Environmental Issues in International Business

Environmental issues have been engaging increasing discussion in the international business horizon. As in the case of some other social issues in the fore, the environmental issues raised are mostly which disadvantage the developing countries, ignoring or relegating to the background several serious which hold the developed nations or firms from such nations guilty.

Some countries prohibit the import of goods which cause ecological damage. For example, the US has banned the import of shrimp harvested without turtle excluder devise because of its concern for the endangered sea turtles. Countries like India are affected by it.

Developing countries are affected by the relocation of polluting industries from the developed it the developing ones. Similarly, several products which are banned in the developed nations are marketed in the under developed world.

The dumping of nuclear and hazardous wastes in developing countries and the shifting of polluting industries to the developing countries impose heavy social costs on them. The exploitation of the natural resources of the developing countries to satisfy the global demand also often causes ecological problems.

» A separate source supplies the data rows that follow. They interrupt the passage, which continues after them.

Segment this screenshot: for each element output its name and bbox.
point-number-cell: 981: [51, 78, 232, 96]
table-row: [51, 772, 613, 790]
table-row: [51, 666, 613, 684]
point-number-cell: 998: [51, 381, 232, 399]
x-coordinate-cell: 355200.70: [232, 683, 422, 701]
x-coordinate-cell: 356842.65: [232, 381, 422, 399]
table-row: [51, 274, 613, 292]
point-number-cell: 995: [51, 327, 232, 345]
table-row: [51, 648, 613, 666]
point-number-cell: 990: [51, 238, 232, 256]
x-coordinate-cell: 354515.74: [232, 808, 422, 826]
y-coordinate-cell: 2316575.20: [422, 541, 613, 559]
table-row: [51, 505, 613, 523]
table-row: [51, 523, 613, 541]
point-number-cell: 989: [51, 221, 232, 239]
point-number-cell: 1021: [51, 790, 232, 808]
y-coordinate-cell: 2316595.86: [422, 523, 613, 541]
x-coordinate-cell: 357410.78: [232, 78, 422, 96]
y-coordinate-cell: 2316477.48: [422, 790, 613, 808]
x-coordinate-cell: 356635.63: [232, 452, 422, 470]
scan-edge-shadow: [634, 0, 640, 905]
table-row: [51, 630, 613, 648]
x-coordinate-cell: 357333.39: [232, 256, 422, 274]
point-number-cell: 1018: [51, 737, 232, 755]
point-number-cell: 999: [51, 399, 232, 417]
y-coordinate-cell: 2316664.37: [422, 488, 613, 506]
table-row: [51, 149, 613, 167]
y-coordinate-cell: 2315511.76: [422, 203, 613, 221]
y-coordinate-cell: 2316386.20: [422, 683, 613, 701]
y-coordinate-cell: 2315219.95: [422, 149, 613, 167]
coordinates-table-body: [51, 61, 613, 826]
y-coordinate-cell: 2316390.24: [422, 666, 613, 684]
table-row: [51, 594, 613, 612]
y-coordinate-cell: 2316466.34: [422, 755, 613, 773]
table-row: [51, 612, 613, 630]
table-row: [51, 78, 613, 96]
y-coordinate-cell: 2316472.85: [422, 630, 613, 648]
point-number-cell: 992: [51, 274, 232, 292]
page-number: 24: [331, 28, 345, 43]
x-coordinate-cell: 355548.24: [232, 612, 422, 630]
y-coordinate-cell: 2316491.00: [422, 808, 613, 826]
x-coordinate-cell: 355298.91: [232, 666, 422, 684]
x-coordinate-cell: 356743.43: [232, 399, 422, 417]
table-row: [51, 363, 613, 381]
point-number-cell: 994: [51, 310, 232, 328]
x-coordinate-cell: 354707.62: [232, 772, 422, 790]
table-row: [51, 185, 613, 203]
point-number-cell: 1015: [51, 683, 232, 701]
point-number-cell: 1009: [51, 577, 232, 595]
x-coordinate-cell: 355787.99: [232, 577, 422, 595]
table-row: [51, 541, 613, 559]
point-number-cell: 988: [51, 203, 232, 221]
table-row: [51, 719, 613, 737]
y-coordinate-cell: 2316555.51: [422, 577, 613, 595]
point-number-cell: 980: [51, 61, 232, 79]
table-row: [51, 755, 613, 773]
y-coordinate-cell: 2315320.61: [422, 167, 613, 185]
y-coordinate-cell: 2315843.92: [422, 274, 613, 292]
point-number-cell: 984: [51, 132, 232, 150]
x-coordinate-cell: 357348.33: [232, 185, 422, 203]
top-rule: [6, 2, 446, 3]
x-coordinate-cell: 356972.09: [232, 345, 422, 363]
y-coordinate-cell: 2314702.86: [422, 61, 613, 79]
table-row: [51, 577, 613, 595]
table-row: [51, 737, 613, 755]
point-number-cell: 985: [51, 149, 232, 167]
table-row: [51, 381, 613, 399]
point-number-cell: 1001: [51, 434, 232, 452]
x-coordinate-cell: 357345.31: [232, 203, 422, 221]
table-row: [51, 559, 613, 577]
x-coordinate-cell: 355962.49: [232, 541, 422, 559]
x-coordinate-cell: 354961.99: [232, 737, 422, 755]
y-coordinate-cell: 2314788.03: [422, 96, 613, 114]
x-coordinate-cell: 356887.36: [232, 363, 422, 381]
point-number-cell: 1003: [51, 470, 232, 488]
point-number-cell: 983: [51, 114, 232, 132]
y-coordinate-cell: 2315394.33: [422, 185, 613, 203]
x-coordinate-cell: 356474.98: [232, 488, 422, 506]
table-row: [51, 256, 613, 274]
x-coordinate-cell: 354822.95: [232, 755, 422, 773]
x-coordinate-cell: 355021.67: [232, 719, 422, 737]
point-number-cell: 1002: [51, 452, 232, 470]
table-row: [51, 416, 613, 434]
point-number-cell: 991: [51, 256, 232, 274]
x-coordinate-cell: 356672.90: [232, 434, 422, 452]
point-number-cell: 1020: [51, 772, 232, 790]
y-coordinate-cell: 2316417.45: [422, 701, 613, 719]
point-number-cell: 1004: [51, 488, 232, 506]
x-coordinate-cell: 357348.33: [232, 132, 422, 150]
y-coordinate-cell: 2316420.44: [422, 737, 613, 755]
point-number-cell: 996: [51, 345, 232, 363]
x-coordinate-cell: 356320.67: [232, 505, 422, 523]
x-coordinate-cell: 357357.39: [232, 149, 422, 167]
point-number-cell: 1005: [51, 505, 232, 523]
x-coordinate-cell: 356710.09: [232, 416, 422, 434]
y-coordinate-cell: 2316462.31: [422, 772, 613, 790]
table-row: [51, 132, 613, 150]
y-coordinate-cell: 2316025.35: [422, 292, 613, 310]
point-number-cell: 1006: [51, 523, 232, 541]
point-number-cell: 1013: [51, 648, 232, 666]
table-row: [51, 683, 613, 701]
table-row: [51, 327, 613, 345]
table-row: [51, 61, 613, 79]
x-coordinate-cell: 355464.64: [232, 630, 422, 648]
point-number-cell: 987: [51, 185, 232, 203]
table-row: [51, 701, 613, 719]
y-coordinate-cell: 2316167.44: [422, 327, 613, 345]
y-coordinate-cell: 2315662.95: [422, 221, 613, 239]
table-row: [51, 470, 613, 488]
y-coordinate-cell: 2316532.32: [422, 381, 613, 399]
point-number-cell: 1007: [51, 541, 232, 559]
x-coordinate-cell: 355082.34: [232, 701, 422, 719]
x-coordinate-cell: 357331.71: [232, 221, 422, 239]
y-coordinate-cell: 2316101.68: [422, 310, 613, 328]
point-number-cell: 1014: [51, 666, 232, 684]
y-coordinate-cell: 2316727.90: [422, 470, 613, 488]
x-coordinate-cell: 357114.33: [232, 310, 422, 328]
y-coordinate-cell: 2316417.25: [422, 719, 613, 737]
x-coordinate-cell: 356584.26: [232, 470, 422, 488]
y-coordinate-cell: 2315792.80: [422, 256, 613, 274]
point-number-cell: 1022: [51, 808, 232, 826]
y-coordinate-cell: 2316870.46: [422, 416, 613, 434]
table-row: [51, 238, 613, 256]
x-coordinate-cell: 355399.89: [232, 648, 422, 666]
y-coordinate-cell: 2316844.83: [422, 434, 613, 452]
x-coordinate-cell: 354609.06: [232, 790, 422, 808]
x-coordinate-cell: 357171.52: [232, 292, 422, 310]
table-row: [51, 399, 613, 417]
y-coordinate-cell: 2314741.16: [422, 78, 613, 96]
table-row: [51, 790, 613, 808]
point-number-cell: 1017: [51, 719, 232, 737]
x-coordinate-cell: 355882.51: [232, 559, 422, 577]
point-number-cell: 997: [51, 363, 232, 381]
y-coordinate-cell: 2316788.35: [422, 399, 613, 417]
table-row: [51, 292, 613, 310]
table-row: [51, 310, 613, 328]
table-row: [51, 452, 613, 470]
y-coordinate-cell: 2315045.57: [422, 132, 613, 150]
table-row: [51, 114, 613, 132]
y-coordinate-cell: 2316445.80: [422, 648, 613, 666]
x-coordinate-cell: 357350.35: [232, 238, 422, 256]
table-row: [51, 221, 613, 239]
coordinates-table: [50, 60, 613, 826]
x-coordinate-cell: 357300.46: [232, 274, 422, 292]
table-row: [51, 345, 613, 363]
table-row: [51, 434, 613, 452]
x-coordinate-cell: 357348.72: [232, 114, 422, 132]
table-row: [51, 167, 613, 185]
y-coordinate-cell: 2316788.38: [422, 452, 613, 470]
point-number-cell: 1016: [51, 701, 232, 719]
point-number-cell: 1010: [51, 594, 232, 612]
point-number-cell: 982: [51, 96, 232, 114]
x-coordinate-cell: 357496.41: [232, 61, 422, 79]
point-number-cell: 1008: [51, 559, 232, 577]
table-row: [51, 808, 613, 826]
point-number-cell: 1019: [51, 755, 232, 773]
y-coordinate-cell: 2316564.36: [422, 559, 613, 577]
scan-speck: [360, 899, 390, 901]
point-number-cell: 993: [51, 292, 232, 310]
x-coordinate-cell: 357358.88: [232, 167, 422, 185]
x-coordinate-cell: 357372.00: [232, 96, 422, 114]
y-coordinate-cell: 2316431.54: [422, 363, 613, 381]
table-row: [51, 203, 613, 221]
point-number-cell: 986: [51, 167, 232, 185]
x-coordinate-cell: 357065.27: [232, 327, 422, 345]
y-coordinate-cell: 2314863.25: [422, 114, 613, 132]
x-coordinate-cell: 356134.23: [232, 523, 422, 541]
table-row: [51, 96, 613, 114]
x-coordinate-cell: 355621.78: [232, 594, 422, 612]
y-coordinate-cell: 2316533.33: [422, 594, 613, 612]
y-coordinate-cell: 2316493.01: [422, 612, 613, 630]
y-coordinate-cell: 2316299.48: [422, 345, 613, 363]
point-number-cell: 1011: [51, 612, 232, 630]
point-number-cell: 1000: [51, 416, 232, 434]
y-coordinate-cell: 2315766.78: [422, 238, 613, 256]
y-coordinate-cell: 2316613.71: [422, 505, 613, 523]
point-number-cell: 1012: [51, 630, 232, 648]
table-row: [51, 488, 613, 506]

When the multinationals employ in the developing nations polluting technologies which are not allowed in the developed countries or do not care for the ecology as much as they do in the developed nations, it is essentially a question of ethics.

Another serious problem is that developed nations some times raise environmental issues as a trade barrier or a coercive measure rather than for genuine reasons.

The debate has intensified in recent years on the links between trade and the environment, and the role the WTO should play in promoting environmental friendly trade. A central concern of those who have raised the profile of this issue in the WTO is that there are circumstances where trade and the pursuit of trade liberalization may have harmful environmental effects. There main arguments are forwarded as to how this might occur. First, trade can have adverse consequences on the environment when property rights in environmental resources are ill defined or prices do not reflect scarcity This situation results in production or consumption ‘externalities’ and can lead to the abuse of scarce environmental resources and degradation, which is exacerbated through trade. Some of the pollution can be purely local, such as a very noisy factory. Other pollution can have global repercussions, for example, the excessive emission of greenhouse gases, the destruction of rainforests, and so on. Critics argue that trade liberalization which encourage trade in products creating global pollution is undesirable.